Mahaim Raphaël · Nationalrat · 2025-05-06
Mahaim Raphaël · Nationalrat · Waadt · Grüne Fraktion · 2025-05-06
Wortprotokoll
Je défends cette intervention déposée à l'époque par notre ancienne collègue, Valentine Python, qui s'inquiétait, à juste titre, du fait que le climatoscepticisme - ou on pourrait dire le climatonégationnisme - est en augmentation dans notre pays, comme dans beaucoup d'autres pays d'ailleurs. Une rapide recherche sur Internet m'indique que dans plusieurs pays les indicateurs sont assez alarmants. En France, par exemple, le climatoscepticisme aurait doublé en 20 ans, étonnamment, malgré l'accumulation de connaissances scientifiques sur le sujet. Maintenant près de 30 à 40 pour cent de la population ne croirait pas au réchauffement climatique, comme s'il s'agissait d'une croyance ou d'une religion. Bien évidemment ce type de comportement ou ce type de croyance ou de dogme a des conséquences dramatiques sur l'appréhension que l'on fait du phénomène et sur les mesures que l'on prend en tant que société pour lutter contre, probablement, le plus grand péril ou en tout cas l'un des plus grands périls qui nous menacent pour le siècle à venir.
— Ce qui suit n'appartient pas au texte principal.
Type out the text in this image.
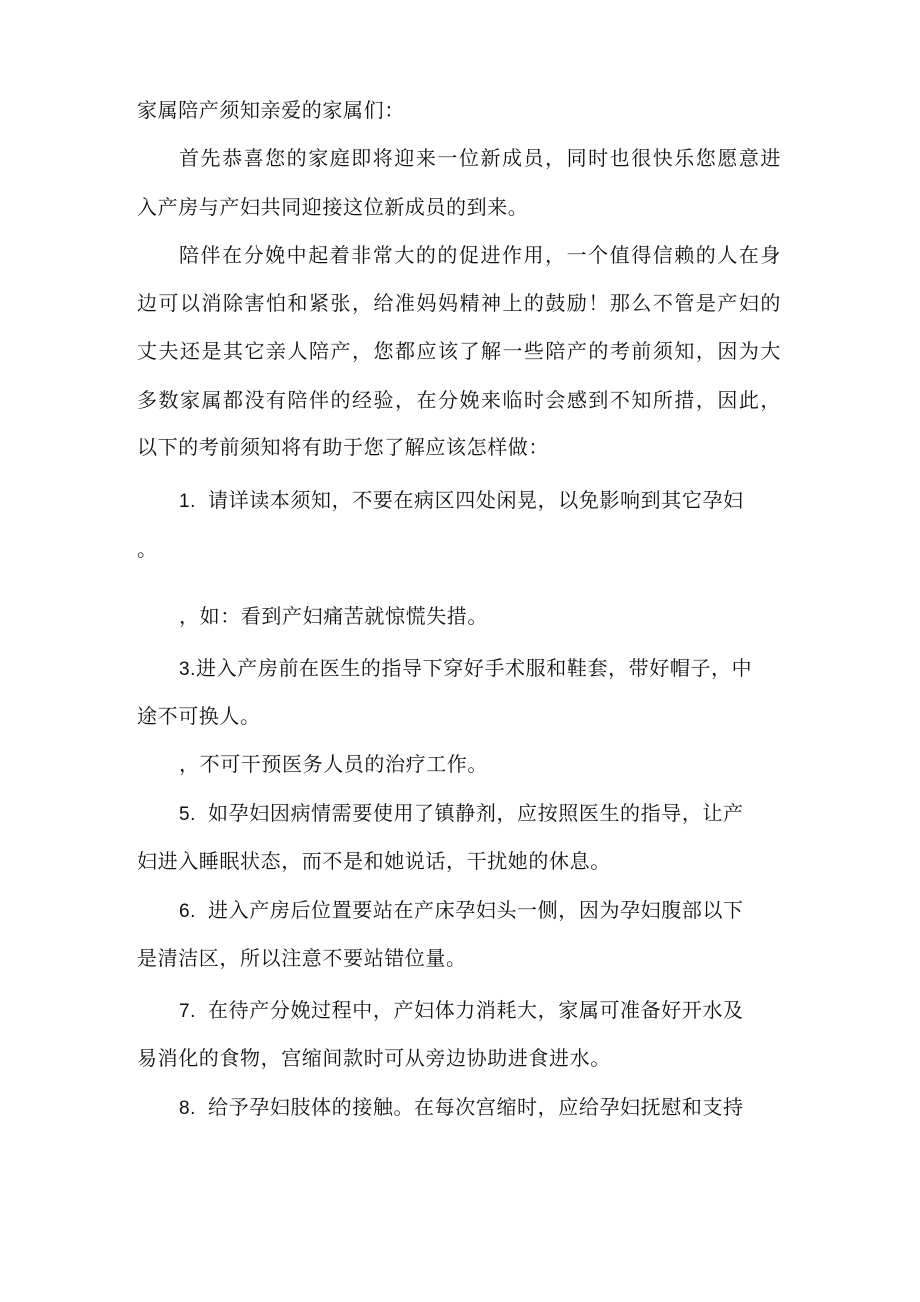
家属陪产须知亲爱的家属们：
首先恭喜您的家庭即将迎来一位新成员，同时也很快乐您愿意进
入产房与产妇共同迎接这位新成员的到来。
陪伴在分娩中起着非常大的的促进作用，一个值得信赖的人在身
边可以消除害怕和紧张，给准妈妈精神上的鼓励！那么不管是产妇的
丈夫还是其它亲人陪产，您都应该了解一些陪产的考前须知，因为大
多数家属都没有陪伴的经验，在分娩来临时会感到不知所措，因此，
以下的考前须知将有助于您了解应该怎样做：
1. 请详读本须知，不要在病区四处闲晃，以免影响到其它孕妇
。
，如：看到产妇痛苦就惊慌失措。
3.进入产房前在医生的指导下穿好手术服和鞋套，带好帽子，中
途不可换人。
，不可干预医务人员的治疗工作。
5. 如孕妇因病情需要使用了镇静剂，应按照医生的指导，让产
妇进入睡眠状态，而不是和她说话，干扰她的休息。
6. 进入产房后位置要站在产床孕妇头一侧，因为孕妇腹部以下
是清洁区，所以注意不要站错位量。
7. 在待产分娩过程中，产妇体力消耗大，家属可准备好开水及
易消化的食物，宫缩间款时可从旁边协助进食进水。
8. 给予孕妇肢体的接触。在每次宫缩时，应给孕妇抚慰和支持
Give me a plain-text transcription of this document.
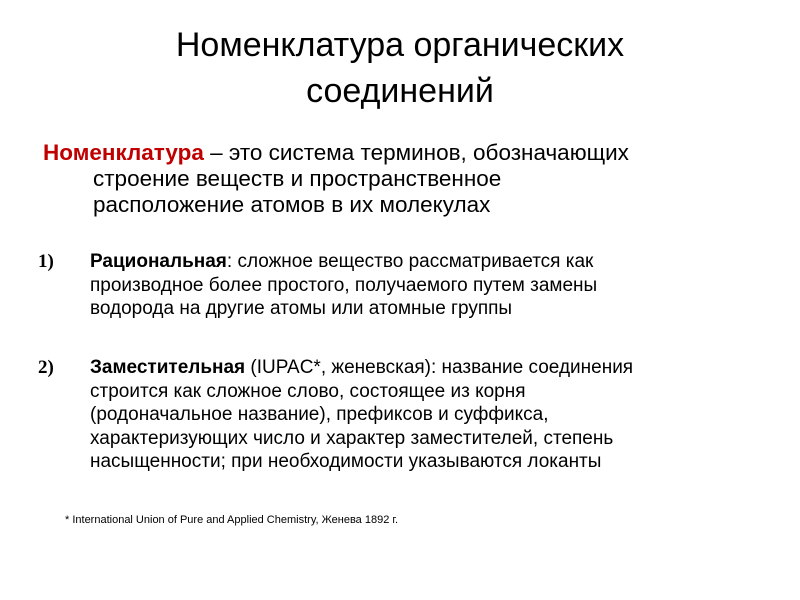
Номенклатура органических
соединений
Номенклатура – это система терминов, обозначающих
строение веществ и пространственное
расположение атомов в их молекулах
1) Рациональная: сложное вещество рассматривается как
производное более простого, получаемого путем замены
водорода на другие атомы или атомные группы
2) Заместительная (IUPAC*, женевская): название соединения
строится как сложное слово, состоящее из корня
(родоначальное название), префиксов и суффикса,
характеризующих число и характер заместителей, степень
насыщенности; при необходимости указываются локанты
* International Union of Pure and Applied Chemistry, Женева 1892 г.
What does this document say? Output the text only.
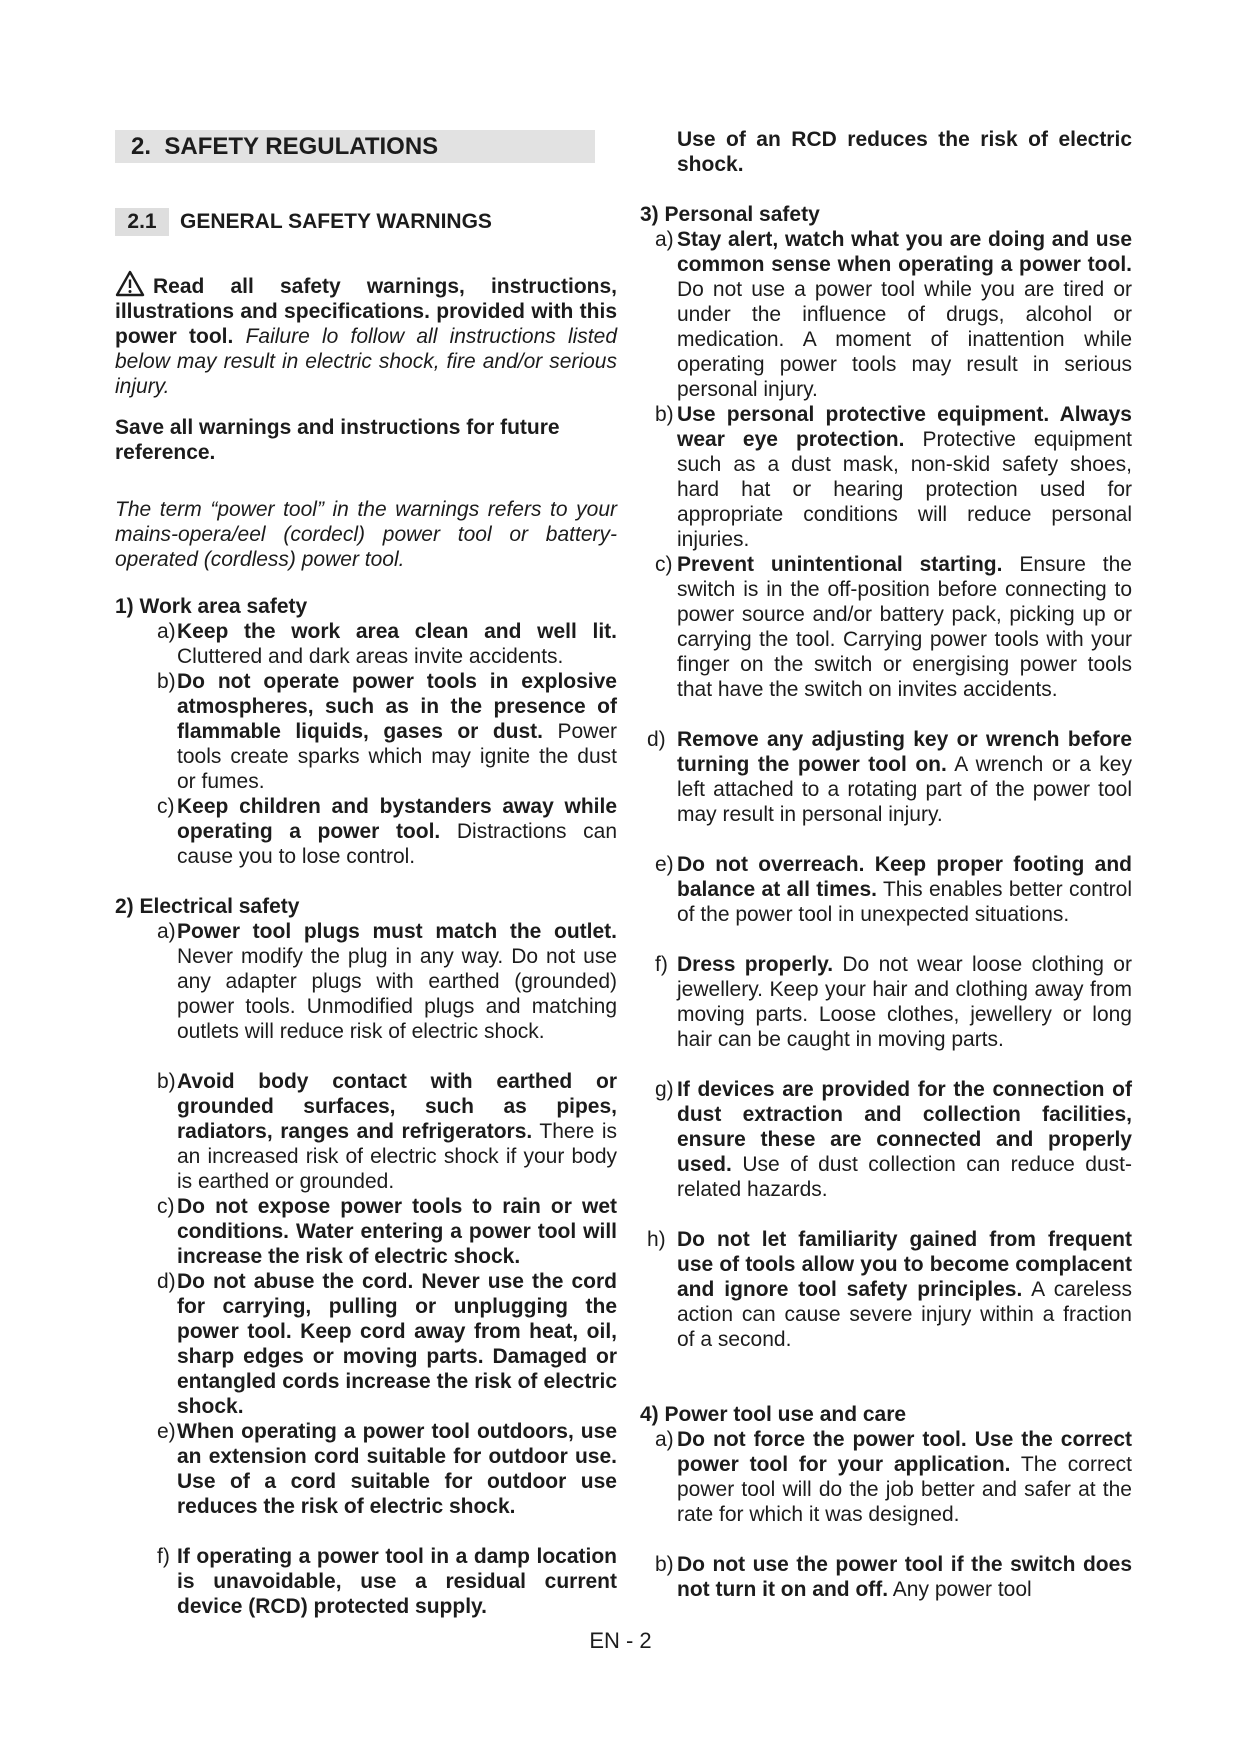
2. SAFETY REGULATIONS
2.1	GENERAL SAFETY WARNINGS
Read all safety warnings, instructions, illustrations and specifications. provided with this power tool. Failure lo follow all instructions listed below may result in electric shock, fire and/or serious injury.
Save all warnings and instructions for future reference.
The term “power tool” in the warnings refers to your mains-opera/eel (cordecl) power tool or battery-operated (cordless) power tool.
1) Work area safety
a) Keep the work area clean and well lit. Cluttered and dark areas invite accidents.
b) Do not operate power tools in explosive atmospheres, such as in the presence of flammable liquids, gases or dust. Power tools create sparks which may ignite the dust or fumes.
c) Keep children and bystanders away while operating a power tool. Distractions can cause you to lose control.
2) Electrical safety
a) Power tool plugs must match the outlet. Never modify the plug in any way. Do not use any adapter plugs with earthed (grounded) power tools. Unmodified plugs and matching outlets will reduce risk of electric shock.
b) Avoid body contact with earthed or grounded surfaces, such as pipes, radiators, ranges and refrigerators. There is an increased risk of electric shock if your body is earthed or grounded.
c) Do not expose power tools to rain or wet conditions. Water entering a power tool will increase the risk of electric shock.
d) Do not abuse the cord. Never use the cord for carrying, pulling or unplugging the power tool. Keep cord away from heat, oil, sharp edges or moving parts. Damaged or entangled cords increase the risk of electric shock.
e) When operating a power tool outdoors, use an extension cord suitable for outdoor use. Use of a cord suitable for outdoor use reduces the risk of electric shock.
f) If operating a power tool in a damp location is unavoidable, use a residual current device (RCD) protected supply.
Use of an RCD reduces the risk of electric shock.
3) Personal safety
a) Stay alert, watch what you are doing and use common sense when operating a power tool. Do not use a power tool while you are tired or under the influence of drugs, alcohol or medication. A moment of inattention while operating power tools may result in serious personal injury.
b) Use personal protective equipment. Always wear eye protection. Protective equipment such as a dust mask, non-skid safety shoes, hard hat or hearing protection used for appropriate conditions will reduce personal injuries.
c) Prevent unintentional starting. Ensure the switch is in the off-position before connecting to power source and/or battery pack, picking up or carrying the tool. Carrying power tools with your finger on the switch or energising power tools that have the switch on invites accidents.
d) Remove any adjusting key or wrench before turning the power tool on. A wrench or a key left attached to a rotating part of the power tool may result in personal injury.
e) Do not overreach. Keep proper footing and balance at all times. This enables better control of the power tool in unexpected situations.
f) Dress properly. Do not wear loose clothing or jewellery. Keep your hair and clothing away from moving parts. Loose clothes, jewellery or long hair can be caught in moving parts.
g) If devices are provided for the connection of dust extraction and collection facilities, ensure these are connected and properly used. Use of dust collection can reduce dust-related hazards.
h) Do not let familiarity gained from frequent use of tools allow you to become complacent and ignore tool safety principles. A careless action can cause severe injury within a fraction of a second.
4) Power tool use and care
a) Do not force the power tool. Use the correct power tool for your application. The correct power tool will do the job better and safer at the rate for which it was designed.
b) Do not use the power tool if the switch does not turn it on and off. Any power tool
EN - 2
Dans ce contexte d'augmentation du climatoscepticisme, Valentine Python demandait simplement au Conseil fédéral l'élaboration d'une stratégie, c'est-à-dire d'un ensemble de mesures coordonnées, destinée à faire en sorte de lutter contre l'augmentation, contre l'expansion du climatoscepticisme; pas de nouvelles bases légales donc, pas de nouveaux fonctionnaires, pas de nouvelles mesures coercitives, simplement une stratégie, l'élaboration de programmes de communication par exemple. Le Conseil fédéral répond que nous en faisons déjà suffisamment, parce qu'il y a les bases légales dans la loi sur le CO2, par exemple, ou dans d'autres textes de loi.
Evidemment, on peut se réjouir du fait que les bases légales existent déjà et qu'elles permettent de faire le job. Il était notamment question de Météosuisse, qui fournit un certain nombre d'informations sur les évolutions climatiques. C'est évidemment une bonne chose que cela existe. Cependant, force est de constater que les mesures actuelles, qui se limitent - on pourrait le dire - à une information assez timide, [PAGE 659] assez peu coordonnée et assez peu globale, ne suffisent ni à endiguer le phénomène ni à le prendre au sérieux pour ce qu'il représente, soit une négation frontale des connaissances scientifiques récentes sur l'un des phénomènes les plus importants à connaître, parce qu'il s'agit de l'un des risques les plus importants pour nos sociétés.
Voilà donc l'objet de la motion que je vous propose aujourd'hui de soutenir.